|Subject: GLW: Policy, public opinion and
From Green Left Weekly, April 26, 2006.
Policy, public opinion and Papua
When it comes to Australia-Indonesia relations, public opinion has often been under-estimated by policymakers, who have then been frustrated by the challenges it poses.
More than a year before Indonesia's 1975 invasion of East Timor, William Pritchett, first assistant secretary in the Department of Defence, warned policymakers that it would not be possible to conceal Indonesian brutalities from the Australian public. Nor would it be possible to conduct a good working relationship with Indonesia in the face of sustained public condemnation. He argued that Australia should "favour the emergence of the territory [East Timor] through self-determination, as an independent state" despite Indonesian objections.
Pritchett's view was rejected, and negative public opinion bedevilled the Australia-Indonesia relationship for more than two decades. Civil society groups in Australia and overseas took up the cause of East Timor, ultimately capitalising on the Suharto regime's diplomatic vulnerability during the 1997-98 Asian financial crisis. The liberation of East Timor in 1999 represented a major crisis in Australia-Indonesia relations. Australian diplomacy, often criticised on moral grounds, had failed even by its own standards of pragmatism, practicality and hard-headedness.
The recent report on Indonesian atrocities in East Timor and an incipient West Papua solidarity movement in Australia are two factors that should be a warning to future policymakers.

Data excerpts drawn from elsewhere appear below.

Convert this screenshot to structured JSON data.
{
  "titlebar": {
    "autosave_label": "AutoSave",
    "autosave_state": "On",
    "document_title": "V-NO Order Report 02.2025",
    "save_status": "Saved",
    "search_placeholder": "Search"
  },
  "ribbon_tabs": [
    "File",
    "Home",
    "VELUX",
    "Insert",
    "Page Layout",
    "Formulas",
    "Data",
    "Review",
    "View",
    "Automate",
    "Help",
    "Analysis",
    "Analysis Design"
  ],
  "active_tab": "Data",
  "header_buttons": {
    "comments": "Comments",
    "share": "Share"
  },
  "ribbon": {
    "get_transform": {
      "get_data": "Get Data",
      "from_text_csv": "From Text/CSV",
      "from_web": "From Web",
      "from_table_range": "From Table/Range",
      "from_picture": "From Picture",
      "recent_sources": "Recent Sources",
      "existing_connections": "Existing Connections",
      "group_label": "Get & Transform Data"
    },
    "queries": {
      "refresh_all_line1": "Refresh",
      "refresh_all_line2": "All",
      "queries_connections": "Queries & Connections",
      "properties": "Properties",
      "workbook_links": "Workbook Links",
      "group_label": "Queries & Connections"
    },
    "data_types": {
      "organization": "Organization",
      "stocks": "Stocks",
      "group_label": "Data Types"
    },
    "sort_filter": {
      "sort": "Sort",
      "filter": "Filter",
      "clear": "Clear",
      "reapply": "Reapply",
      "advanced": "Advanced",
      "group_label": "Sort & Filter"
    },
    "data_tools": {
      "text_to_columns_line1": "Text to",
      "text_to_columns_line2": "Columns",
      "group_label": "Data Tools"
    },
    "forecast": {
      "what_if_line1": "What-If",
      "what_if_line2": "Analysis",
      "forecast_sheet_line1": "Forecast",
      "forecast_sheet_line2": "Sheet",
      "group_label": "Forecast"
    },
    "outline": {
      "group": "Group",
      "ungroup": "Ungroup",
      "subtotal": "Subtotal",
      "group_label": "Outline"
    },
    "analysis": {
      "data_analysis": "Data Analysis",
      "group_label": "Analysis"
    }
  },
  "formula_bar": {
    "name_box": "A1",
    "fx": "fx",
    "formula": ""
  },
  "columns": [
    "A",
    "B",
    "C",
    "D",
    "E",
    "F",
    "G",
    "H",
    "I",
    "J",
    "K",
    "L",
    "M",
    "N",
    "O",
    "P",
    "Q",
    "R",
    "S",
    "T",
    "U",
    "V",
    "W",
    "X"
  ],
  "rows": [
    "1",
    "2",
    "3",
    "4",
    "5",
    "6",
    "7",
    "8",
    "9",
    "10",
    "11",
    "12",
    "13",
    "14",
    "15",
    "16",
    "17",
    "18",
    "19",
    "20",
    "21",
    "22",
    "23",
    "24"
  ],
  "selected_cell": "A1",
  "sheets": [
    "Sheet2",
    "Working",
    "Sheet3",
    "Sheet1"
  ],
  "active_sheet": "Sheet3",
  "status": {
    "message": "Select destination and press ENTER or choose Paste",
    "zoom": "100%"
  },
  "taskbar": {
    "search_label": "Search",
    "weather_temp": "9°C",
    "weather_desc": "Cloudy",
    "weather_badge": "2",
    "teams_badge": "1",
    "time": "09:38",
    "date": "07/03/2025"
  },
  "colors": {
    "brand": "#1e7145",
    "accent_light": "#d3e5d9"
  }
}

Under Indonesian occupation, East Timor suffered the largest loss of life as a proportion of its total population since the Holocaust. The East Timorese government's reluctance to take the lead in pursuing Indonesian war criminals should be understood in the context of its acute strategic dilemma: instead of conducting Milosevic-like prosecutions at an international tribunal in an established venue such as The Hague, the UN created a feeble organisation in Dili as part of the impoverished local court structure. This is a great discouragement to many Timorese, who had hoped for a modicum of justice. The diplomatic snub is combined with articles such as that by Julie Szego in the February 20 Age. The East Timorese, we are told, should be congratulated for "refusing to get bogged down in the comfort zone of victimhood".
Neither the Australian government nor the Labor opposition has shown any interest in taking the matter further, probably with the Australia-Indonesia relationship in mind. Yet, pursuing the Indonesian military over its atrocities in East Timor is of great relevance for the future of a democratic Indonesia and the Australia-Indonesia relationship, for to do so will make it harder for officers to carry out repressive actions elsewhere in the archipelago.
For example, Brigadier General Mahidin Simbolon, deputy commander of the military region that included East Timor, was promoted to major general and placed in charge of the province of Papua. The same militia proxy tactic used in East Timor began to be employed soon after he got there. Simbolon had served at least six tours of duty in East Timor. He had led the operation to capture Xanana Gusmao in 1992 and was a key actor in the Indonesian military's covert warfare strategy. There are many more like Simbolon. It is precisely the impunity with which war crimes are committed that encourages the commission of more crimes.
These matters are of great relevance to West Papua, whose native population has experienced military repression, environmental destruction and financial hardship.
There is widespread public support in Australia for the West Papuans' desire for greater control over their lives. This desire need not mean an independent nation-state, however. Even at this late stage, there is still a chance that the Papuan people can negotiate their grievances within the territorial limits of Indonesia. But the continuing ban on foreign media and consistent claims of military repression indicate that this window may be closing. If it does, a determined solidarity movement for West Papua will give the Australian government no rest, and the Australia-Indonesia relationship will remain "characterised by ignorance, suspicion and, in some quarters, hostility", as a recent parliamentary committee put it.
Like East Timor before it, inaction over atrocities in West Papua is flawed not only on moral grounds but even by its own standards of pragmatism and "national interest".
[Dr Clinton Fernandes is the author of Reluctant Saviour, published by Scribe, 2004.]
From Green Left Weekly, April 26, 2006.